Беда мне с этими женщинами!

…Проснулся я от страшного трезвона.

Дверной звонок надрывался так, словно за нажимавшим его гналась не жравшая месяц волчья стая голов в дюжину. Кого хоть раз в жизни вырывал из сна взбесившийся дверной или телефонный звонок, или шальной стук в дверь, тот никогда не забудет своего состояния в первые секунды после пробуждения. Обычно оно исчерпывающе выражается словом «паника» — со всеми сопутствующими эффектами: учащённым сердцебиением, поднятием шерсти дыбом и так далее. Я слетел с кровати в момент и, уже натягивая штаны, сообразил, что в доме вообще нет никакого дверного звонка, а телефон на ночь отключил я лично. Да и чуткая Ольга спала себе покойно, как надувшийся грудного молока младенец. Следовательно, звонок мне приснился. Я с облегчением опустился на стул и тут же почувствовал, что сзади на меня кто-то смотрит. Упорно и без малейшей симпатии.

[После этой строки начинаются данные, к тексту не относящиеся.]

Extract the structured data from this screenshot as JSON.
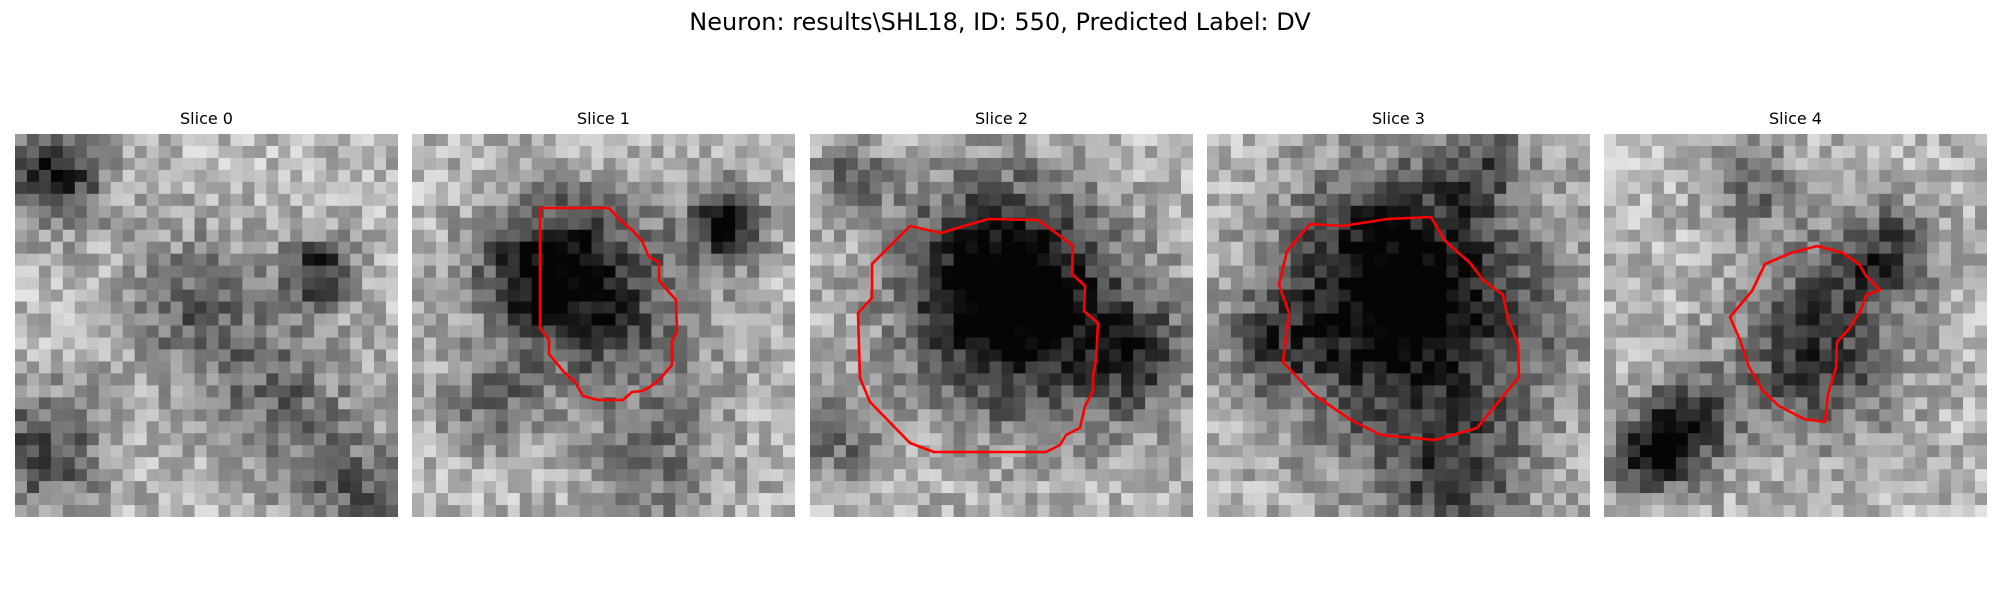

Я медленно, заранее настраиваясь на худшее — хоть не знал, что в такой ситуации может считаться худшим — обернулся. Луна лила неяркий свет (это, определённо, цитата — не соображу только, откуда). Задрапированный в лунные лучи на комоде сидел, дырявя меня взглядом, Некто. То ли зверь, то ли человек. Толстенький. Меховой. Рыжий в полоску. Размером с очень большую кошку — килограммов на девять. Встречаются такие монстры среди кастрированных сибиряков, сам видел. Сидел Некто столбиком, как сурок — лапки на животике, и по-кошачьи (правду говоря, на кота он походил изрядно) мёл хвостом вокруг себя. То слева обовьёт, то справа. Недоволен, наверное. Рожа у него была… вроде забавная, а вроде и жуткая. Почти человечья, но уши, пышные бакенбарды, нос розовый и влажный, и глаза — рысьи. И, кажется, зубки. Бородка ухоженная, наподобие тетеревиного хвоста раздваивается. Усы торчком, а кончики усов напомажены и лихо завиты вверх. Походила эта рожа на актёрскую, загримированную к театрализованной детской сказке. Я тотчас вспомнил Машенькино предупреждение — уже без малейшей к нему иронии, без капли сомнения в нём. Так вот ты какой, Дедушко-Суседушко, подумал я, и совсем собрался заговорить с домовым, разрешить недоразумение, как он опустился на четыре лапы, выгнул спину, ощерился и гневно зашипел.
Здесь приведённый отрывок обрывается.